Since the font size is the same on every menu in the restaurant every
day of the year, and since the lighting that they use is what it is and
doesn't vary like the weather, then within the context of the story it
wasn't an anecdote, it was a report of the conditions at that restaurant.
How bad are the eyes of the viewer? What
percentage of the customers could not read the menu? .5%? 50%? Maybe
the problem is not the menu, but rather the lighting?
This isn't a theoretical problem. I was there. I can tell the difference
between text that is slightly outside readability for me (I'm mildly
farsighted) and text that is a complete blur. And the fact that
management has a supply of these magnifiers on hand attests to their
having received complaints from a sufficiently large number of people
that they felt the need for a solution. And the fact that these teeny
magnifiers that aren't even wide enough to read an entire menu item
without swinging it back and forth means that no customer is going to be
really happy to have to read the menu this way, unless you have some
special insight into the minds of people who go to restaurants that
tells you that people actually prefer reading menus through tiny
magnifiers over just having the type size large enough in the first place.
In other words, go soak your head.
(Who the hell
would order sushi in a dimly lit restaurant??) The OP stated that
they had lighted magnifying glasses for those that asked. Maybe they
found that to be an acceptable solution for their customers. Maybe
the OP was just looking for things to complain about? Is the OP's
classification of a micro font the same as mine?

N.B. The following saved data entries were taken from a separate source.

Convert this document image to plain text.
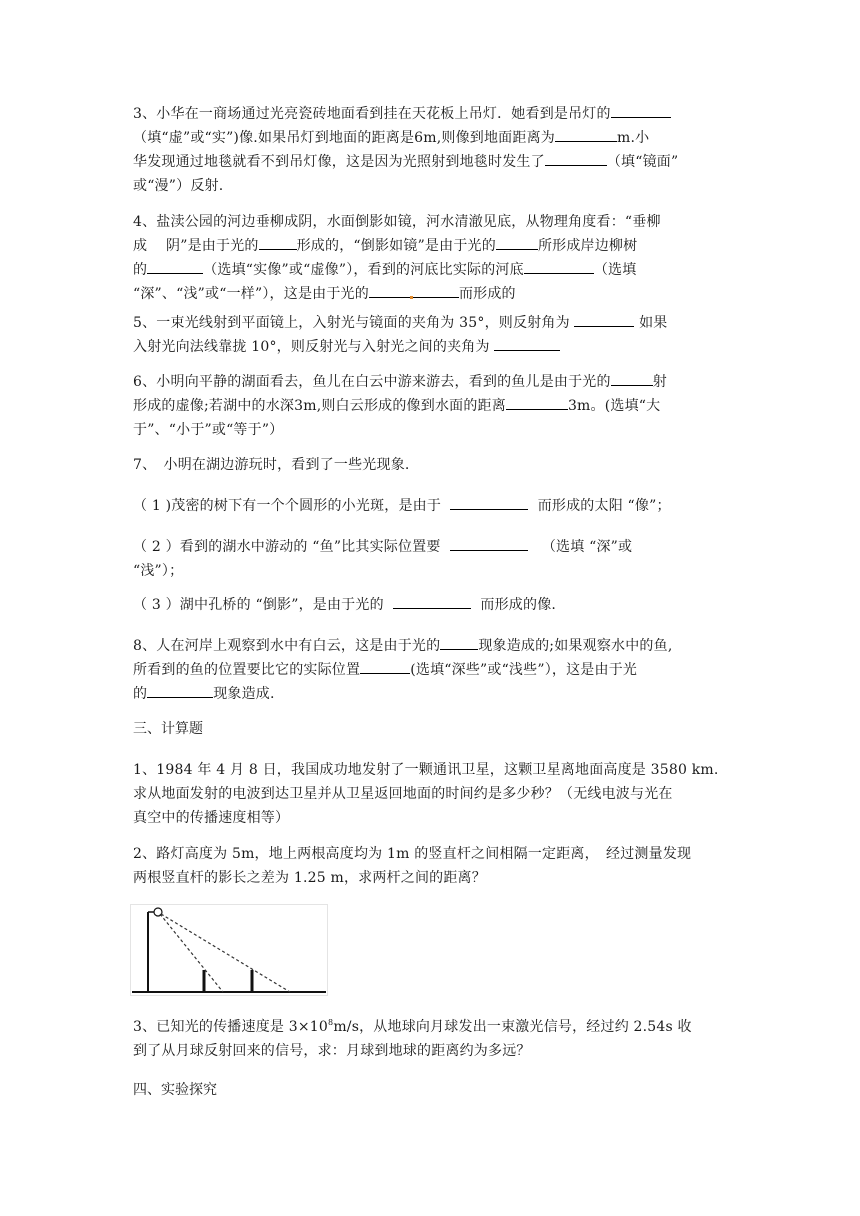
3、小华在一商场通过光亮瓷砖地面看到挂在天花板上吊灯．她看到是吊灯的

（填“虚”或“实”)像.如果吊灯到地面的距离是6m,则像到地面距离为	m.小

华发现通过地毯就看不到吊灯像，这是因为光照射到地毯时发生了	（填“镜面”

或“漫”）反射.

4、盐渎公园的河边垂柳成阴，水面倒影如镜，河水清澈见底，从物理角度看：“垂柳

成　 阴”是由于光的	形成的，“倒影如镜”是由于光的	所形成岸边柳树

的	（选填“实像”或“虚像”），看到的河底比实际的河底	（选填

“深”、“浅”或“一样”），这是由于光的	而形成的

5、一束光线射到平面镜上，入射光与镜面的夹角为 35°，则反射角为	如果

入射光向法线靠拢 10°，则反射光与入射光之间的夹角为

6、小明向平静的湖面看去，鱼儿在白云中游来游去，看到的鱼儿是由于光的	射

形成的虚像;若湖中的水深3m,则白云形成的像到水面的距离	3m。(选填“大

于”、“小于”或“等于”）

7、　小明在湖边游玩时，看到了一些光现象.

（ 1 )茂密的树下有一个个圆形的小光斑，是由于	而形成的太阳 “像”；

（ 2 ）看到的湖水中游动的 “鱼”比其实际位置要	（选填 “深”或

“浅”）；

（ 3 ）湖中孔桥的 “倒影”，是由于光的	而形成的像.

8、人在河岸上观察到水中有白云，这是由于光的	现象造成的;如果观察水中的鱼,

所看到的鱼的位置要比它的实际位置	(选填“深些”或“浅些”），这是由于光

的	现象造成.

三、计算题

1、1984 年 4 月 8 日，我国成功地发射了一颗通讯卫星，这颗卫星离地面高度是 3580 km.

求从地面发射的电波到达卫星并从卫星返回地面的时间约是多少秒？（无线电波与光在

真空中的传播速度相等）

2、路灯高度为 5m，地上两根高度均为 1m 的竖直杆之间相隔一定距离，　经过测量发现

两根竖直杆的影长之差为 1.25 m，求两杆之间的距离？

3、已知光的传播速度是 $3\times 10^8m/s$，从地球向月球发出一束激光信号，经过约 2.54s 收

到了从月球反射回来的信号，求：月球到地球的距离约为多远？

四、实验探究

Why are you referring to the OP in the third person? I'm not the OP. I'm
the one who related this story.
Can the OP see the
menu at a place like McDonalds? Do we force them to make their sign
bigger until all but the legally blind can read it?
Based on what we did know, I am not ready to condemn this as bad
design, or incompetent designer just because we have an anecdote from
a single customer.
Your reaction would probably be the same to the ground glass in the
food. You don't have much of a sense of the real world, do you?